Results from NURTURE, an ongoing, Phase 2, open-label study of 25 pre-symptomatic patients with SMA (most likely to develop SMA Type 1 or 2) who received their first dose of nusinersen before six weeks old, demonstrated results not before seen in comparison to the natural history of SMA. As of March 20191:

  • 100 percent were alive without a need for permanent ventilation.1
  • The median age of the study participants was nearly three years old. The majority of untreated patients with SMA Type 1 never reach their second birthday without permanent ventilation.1
  • 100 percent of the infants were sitting independently, in comparison to the natural history of this disease where no patients with SMA Type 1 would be able to do so and patients with SMA Type 2 would need assistance.1
  • 88 percent of the infants were walking independently with many of them doing so in the normal timeframe for a toddler. In the natural history of SMA, patients with SMA Type 1 or Type 2 are never able to walk independently.1
  • Patients were approaching the maximum mean score of 64 on the CHOP INTEND measure of motor function– 63.4 for patients with 3 SMN 2 copies (n=10) and 62.1 for those with 2 SMN 2 copies (n=15), demonstrating the impact of early treatment.1
  • Nusinersen demonstrated efficacy up to nearly 4 years, with participants continuing to make progress and showing no signs of loss of motor function.1
  • Nusinersen was well-tolerated with no new safety concerns identified after up to nearly 4 years of treatment.1

“A few years ago, SMA patients had no treatment options and faced significant care challenges,” said Kenneth Hobby, President of Cure SMA, a patient advocacy organisation dedicated to the treatment and cure of SMA. “However, the future of SMA has changed and especially with early treatment patients now have a chance to reach age appropriate developmental milestones. These new data demonstrate the impact where children are now walking independently at four years of age, when the usual lifespan, for those who are most severe, would be under two if untreated1. This study provides additional evidence on the maintenance of these improvements. It’s critical that research in SMA continues to support the generation of real-world evidence in patients of all ages so that we better understand the long-term implications of SMA and treatment across all types.”

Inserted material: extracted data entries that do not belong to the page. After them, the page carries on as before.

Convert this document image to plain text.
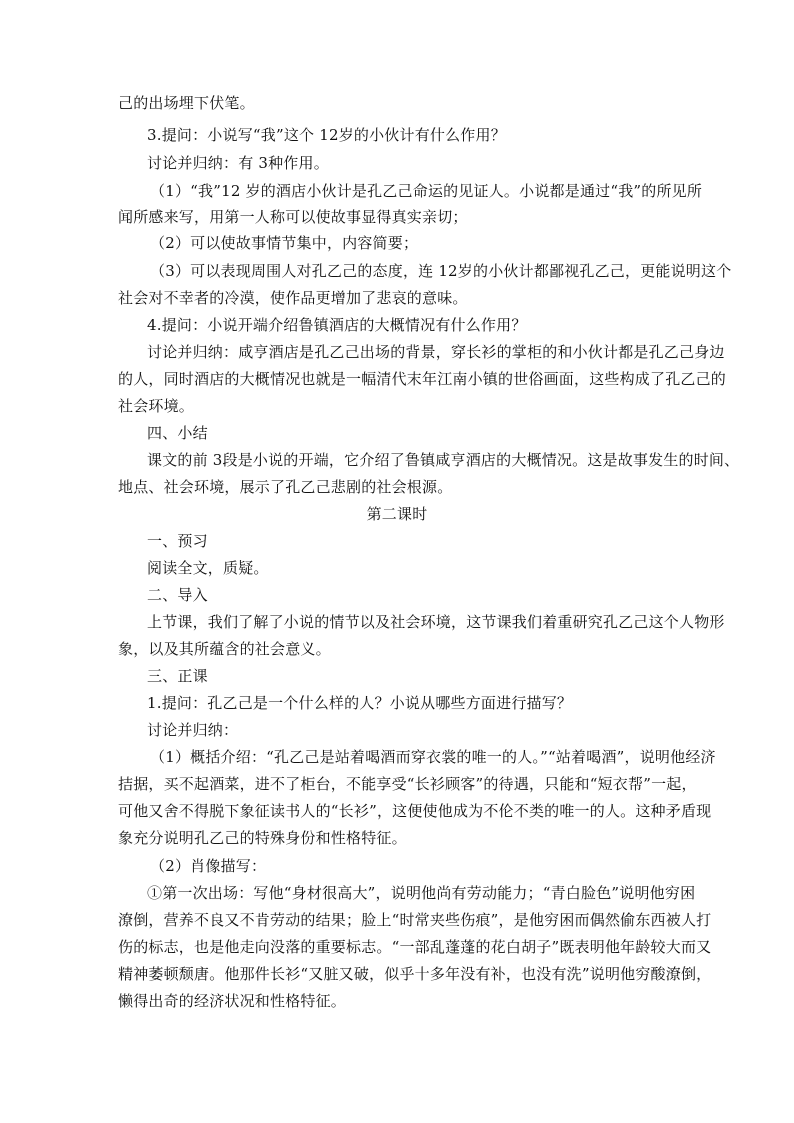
己的出场埋下伏笔。
3.提问：小说写“我”这个 12岁的小伙计有什么作用？
讨论并归纳：有 3种作用。
（1）“我”12 岁的酒店小伙计是孔乙己命运的见证人。小说都是通过“我”的所见所
闻所感来写，用第一人称可以使故事显得真实亲切；
（2）可以使故事情节集中，内容简要；
（3）可以表现周围人对孔乙己的态度，连 12岁的小伙计都鄙视孔乙己，更能说明这个
社会对不幸者的冷漠，使作品更增加了悲哀的意味。
4.提问：小说开端介绍鲁镇酒店的大概情况有什么作用？
讨论并归纳：咸亨酒店是孔乙己出场的背景，穿长衫的掌柜的和小伙计都是孔乙己身边
的人，同时酒店的大概情况也就是一幅清代末年江南小镇的世俗画面，这些构成了孔乙己的
社会环境。
四、小结
课文的前 3段是小说的开端，它介绍了鲁镇咸亨酒店的大概情况。这是故事发生的时间、
地点、社会环境，展示了孔乙己悲剧的社会根源。
第二课时
一、预习
阅读全文，质疑。
二、导入
上节课，我们了解了小说的情节以及社会环境，这节课我们着重研究孔乙己这个人物形
象，以及其所蕴含的社会意义。
三、正课
1.提问：孔乙己是一个什么样的人？小说从哪些方面进行描写？
讨论并归纳：
（1）概括介绍：“孔乙己是站着喝酒而穿衣裳的唯一的人。”“站着喝酒”，说明他经济
拮据，买不起酒菜，进不了柜台，不能享受“长衫顾客”的待遇，只能和“短衣帮”一起，
可他又舍不得脱下象征读书人的“长衫”，这便使他成为不伦不类的唯一的人。这种矛盾现
象充分说明孔乙己的特殊身份和性格特征。
（2）肖像描写：
①第一次出场：写他“身材很高大”，说明他尚有劳动能力；“青白脸色”说明他穷困
潦倒，营养不良又不肯劳动的结果；脸上“时常夹些伤痕”，是他穷困而偶然偷东西被人打
伤的标志，也是他走向没落的重要标志。“一部乱蓬蓬的花白胡子”既表明他年龄较大而又
精神萎顿颓唐。他那件长衫“又脏又破，似乎十多年没有补，也没有洗”说明他穷酸潦倒，
懒得出奇的经济状况和性格特征。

Additional presentations at the two meetings highlighted results from the ongoing open-label SHINE extension study of children with infantile and later-onset SMA as well the CS2/CS12 analysis of older patients. Biogen also continues to explore the scientific value of phosphorylated neurofilament heavy chain (pNF-H) and  presented new data on the ongoing evaluation of its potential as a biomarker in SMA.